Banks with energy import LC exposure should conduct an immediate portfolio review to identify all LCs opened prior to the Hormuz closure (late March 2026) with maturity dates falling in May–July 2026. For each, calculate the estimated settlement gap at current commodity prices. Where gaps exceed the borrower's demonstrated liquidity buffer, proactive restructuring discussions — before the LC matures — are preferable to managing a payment default under time pressure.
The lesson is not that usance LCs for commodity imports are inappropriate. It is that commodity price volatility buffers embedded in LC structuring need to reflect the actual volatility profile of the underlying commodity — a standard that requires revisiting in the current environment.
Every major economic shock contains within it an argument for structural reform that peacetime conditions cannot make persuasively enough. The Hormuz crisis is making Bangladesh's energy transition argument with a clarity that two decades of policy papers and climate commitments could not. The question is whether the policy window — always brief, always contested — will be used.
Bangladesh has the fundamentals for a genuine renewable energy transition. Solar irradiance is among the highest in South Asia. The country's coastal geography creates wind energy potential that has never been seriously exploited. The declining cost curve for utility-scale solar — now below $0.04/kWh in competitive tender markets across the region — makes the economics of renewable displacement of gas-fired generation increasingly compelling even without the Hormuz shock. With it, the economics are unambiguous.
Energy transition is not only a policy question — it is a trade finance opportunity. Renewable energy projects are fundamentally infrastructure financing transactions: long-dated, asset-backed, with predictable cash flows once operational. For banks with development finance appetite, these are attractive lending propositions. For the trade finance market specifically, the opportunity lies in the equipment import cycle: solar panels, inverters, wind turbines, and grid infrastructure components are all imported goods that generate LC business, supply chain finance, and working capital requirements.
The World Bank's International Finance Corporation, the Asian Development Bank, and bilateral development finance institutions (including Japan's JICA and Germany's DEG) all have Bangladesh renewable energy mandates. The framework for co-financing structures exists — what has been lacking is the urgency that would drive private sector participation at scale. The Hormuz crisis has provided that urgency.
Bangladesh's IMF program includes a Resilience and Sustainability Facility component — specifically designed for climate-related structural adjustment. The energy crisis is exactly the scenario the RSF was conceived for: a country facing acute fiscal pressure from an exogenous shock that is simultaneously an argument for the structural investment the RSF finances. Dhaka's July review submission should explicitly link the Hormuz crisis response to the RSF framework — and request that the IMF's conditionality on fiscal consolidation account for the countercyclical case for public investment in energy transition infrastructure.

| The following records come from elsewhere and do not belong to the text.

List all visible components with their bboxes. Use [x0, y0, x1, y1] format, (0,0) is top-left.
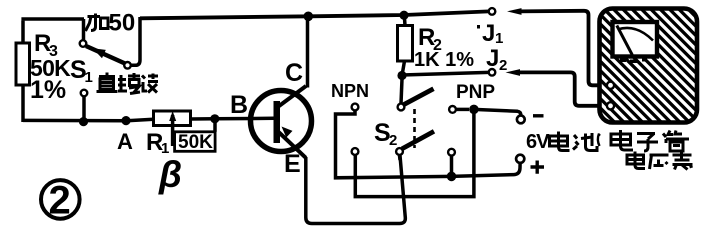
wire left rail top segment — [21, 21, 25, 44]
wire S1 right throw to top rail — [131, 17, 140, 65]
switch S2 lower-left contact — [352, 148, 359, 155]
wire lower-right contact stem — [450, 156, 454, 176]
voltmeter terminal 2 — [607, 102, 614, 109]
terminal J2 — [489, 69, 496, 76]
wire base line right of R1 — [191, 117, 275, 121]
wire S1 common stem — [82, 97, 86, 123]
resistor R2 — [398, 26, 413, 62]
wire junction to J2 terminal — [402, 72, 489, 75]
wire meter lead 2 (to J2) — [517, 72, 600, 105]
svg-text:1: 1 — [85, 69, 93, 86]
svg-text:2: 2 — [49, 179, 71, 223]
transistor base bar — [274, 101, 281, 143]
switch S2 lower pole contact — [396, 148, 403, 155]
arrow to J1 — [507, 8, 522, 15]
transistor collector stroke — [277, 86, 306, 108]
wire left rail bottom segment — [21, 84, 25, 122]
svg-text:NPN: NPN — [331, 81, 369, 101]
wire top rail — [140, 11, 489, 18]
junction at S1 common and base wire — [79, 117, 88, 126]
junction collector/top rail — [304, 11, 314, 21]
switch S2 upper pole contact — [398, 104, 405, 111]
switch S2 upper blade — [404, 89, 434, 105]
svg-text:J: J — [486, 45, 499, 72]
R1 value box 50K — [175, 132, 216, 152]
arrow to J2 — [506, 69, 521, 76]
svg-text:1K 1%: 1K 1% — [414, 49, 474, 71]
switch S1 top contact — [80, 40, 87, 47]
transistor Q1 circle — [251, 91, 312, 152]
wire net NPN-top to battery plus (line A) — [336, 111, 521, 178]
label minus sign — [533, 114, 544, 117]
battery plus terminal — [516, 155, 524, 163]
label 电子管 (electron tube) — [611, 130, 689, 151]
svg-text:A: A — [117, 129, 133, 154]
label 直接读 (direct read) — [97, 73, 159, 94]
resistor R3 — [16, 43, 30, 85]
switch S2 lower blade — [402, 131, 434, 149]
battery minus terminal — [517, 116, 525, 124]
svg-text:J: J — [482, 20, 495, 47]
junction at R1 output — [210, 114, 219, 123]
voltmeter scale arc — [618, 28, 653, 41]
wire S2 upper pole stem — [401, 79, 402, 104]
voltmeter window frame — [613, 22, 658, 57]
svg-text:C: C — [285, 59, 303, 87]
junction R2 / top rail — [399, 11, 408, 20]
svg-text:PNP: PNP — [456, 82, 495, 103]
svg-text:1%: 1% — [30, 76, 66, 104]
transistor emitter stroke — [277, 131, 306, 158]
wire R2 top — [403, 15, 407, 26]
wire R1 wiper loop to main wire — [213, 119, 217, 132]
svg-text:6V: 6V — [526, 131, 550, 153]
transistor emitter arrow (pointing to base: PNP) — [282, 127, 293, 138]
switch S2 lower-right contact — [448, 149, 455, 156]
junction PNP node — [469, 105, 479, 115]
junction lower-right contact on line A — [447, 172, 457, 182]
switch S2 NPN contact — [352, 104, 359, 111]
figure number 2 circled — [41, 180, 80, 219]
svg-text:β: β — [158, 154, 182, 195]
label 加50 (jia 50) — [86, 14, 109, 32]
wire emitter down and bottom bus — [306, 156, 406, 224]
voltmeter body — [600, 9, 698, 123]
label plus sign — [531, 161, 545, 174]
label 电池 (battery) — [550, 132, 598, 151]
wire collector to top rail — [306, 17, 310, 88]
switch S2 PNP contact — [449, 106, 456, 113]
node A junction — [121, 116, 130, 125]
svg-text:E: E — [284, 150, 301, 178]
svg-text:2: 2 — [499, 57, 507, 74]
switch S2 mechanical link (dashed) — [413, 109, 416, 148]
wire S2 lower pole to emitter bus — [398, 156, 402, 161]
wire R2 bottom to junction — [402, 61, 405, 76]
wire meter lead 1 (to J1) — [518, 11, 601, 86]
svg-text:50K: 50K — [178, 132, 213, 153]
potentiometer R1 body — [154, 111, 191, 126]
svg-text:2: 2 — [389, 132, 397, 149]
wire bottom base line (left of R1) — [23, 119, 154, 121]
wire PNP junction to minus terminal — [474, 109, 521, 115]
voltmeter window speckles — [620, 59, 626, 63]
potentiometer R1 wiper arrow — [171, 115, 175, 146]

MAY INT's assessment: Bangladesh's energy vulnerability is not a new discovery — it has been a known structural risk for fifteen years. What the Hormuz crisis has done is eliminate the policy optionality of addressing it gradually. The countries that emerge from this episode with stronger positions will be those that treated the crisis as a forced acceleration of transitions they needed to make anyway. For Bangladesh, the opportunity is real. The constraint, as always, is political will and institutional capacity to execute. The IMF review in July is the next pressure point — and a potential catalyst if Dhaka frames the energy transition agenda correctly.